Under international refugee law, Bulgaria is obliged to admit asylum seekers and allow them to apply for international protection.
UNHCR has gathered multiple testimonies from asylum seekers who report being “pushed back” by Bulgarian border guards. “The use of violence has also been reported and, in many cases, people say that their money and property were confiscated by border police,” notes the statement.
The push backs date back to at least December 2013 when Human Rights Watch (HRW) researchers documented them for a report. Bill Frelick, director of HRW’s Refugee Programme, who worked on that report, said the recent deaths of the two Yazidis and testimonies from other asylum seekers “indicate the problems are still very much there and haven’t been addressed”.

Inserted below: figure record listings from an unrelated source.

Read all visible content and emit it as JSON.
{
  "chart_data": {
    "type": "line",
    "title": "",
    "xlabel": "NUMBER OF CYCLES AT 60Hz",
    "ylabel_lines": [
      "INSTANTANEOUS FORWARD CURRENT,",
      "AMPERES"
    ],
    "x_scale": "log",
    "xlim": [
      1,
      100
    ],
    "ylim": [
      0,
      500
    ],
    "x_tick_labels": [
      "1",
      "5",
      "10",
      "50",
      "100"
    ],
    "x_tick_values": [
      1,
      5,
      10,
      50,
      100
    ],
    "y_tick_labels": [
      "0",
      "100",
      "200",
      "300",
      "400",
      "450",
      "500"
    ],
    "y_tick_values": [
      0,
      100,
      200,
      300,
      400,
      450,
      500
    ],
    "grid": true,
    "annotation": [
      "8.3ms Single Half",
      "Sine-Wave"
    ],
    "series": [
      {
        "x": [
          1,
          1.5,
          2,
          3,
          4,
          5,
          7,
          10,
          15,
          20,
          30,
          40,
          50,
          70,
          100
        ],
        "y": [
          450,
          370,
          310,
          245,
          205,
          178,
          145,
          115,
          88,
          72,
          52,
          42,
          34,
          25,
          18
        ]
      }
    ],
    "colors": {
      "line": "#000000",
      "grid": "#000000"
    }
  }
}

In addition to the push backs, Bulgaria is extending a 33-kilometre razor-wire fence erected at the border in 2014 by an additional 82 kilometres. The aim of the fence is to further reduce irregular crossings, the majority of them by Syrian refugees.
“Erecting fences and creating more barriers instead of providing additional legal avenues to reach safety in the EU pushes people in need of international protection into increasingly dangerous situations with, sometimes, fatal consequences,” said UNHCR, noting that Bulgaria is not the only EU country where concerns over border practices have been raised.
Last week, Spain passed a law that allows it to immediately return migrants and asylum seekers who manage to scale fences from Morocco into the Spanish enclaves of Ceuta and Melilla.
The law legalizes push backs of irregular migrants and asylum seekers by Spanish border guards that refugee and human rights organizations have been highlighting for a decade.
Jesuit Refugee Service has called on the European Commission to investigate the human rights implications of the new legislation which, the NGO argues, lacks safeguards to ensure asylum seekers will be able to register refugee claims before being returned to Morocco.
Frelick of HRW noted that both Spain and Bulgaria have made the argument that asylum seekers can approach official crossing points and present themselves in order to apply for asylum and avoid crossing irregularly.
“[But] people who are undocumented, and many refugees are, can’t get through the exit check points of Morocco or Turkey without proper travel documents," he told IRIN.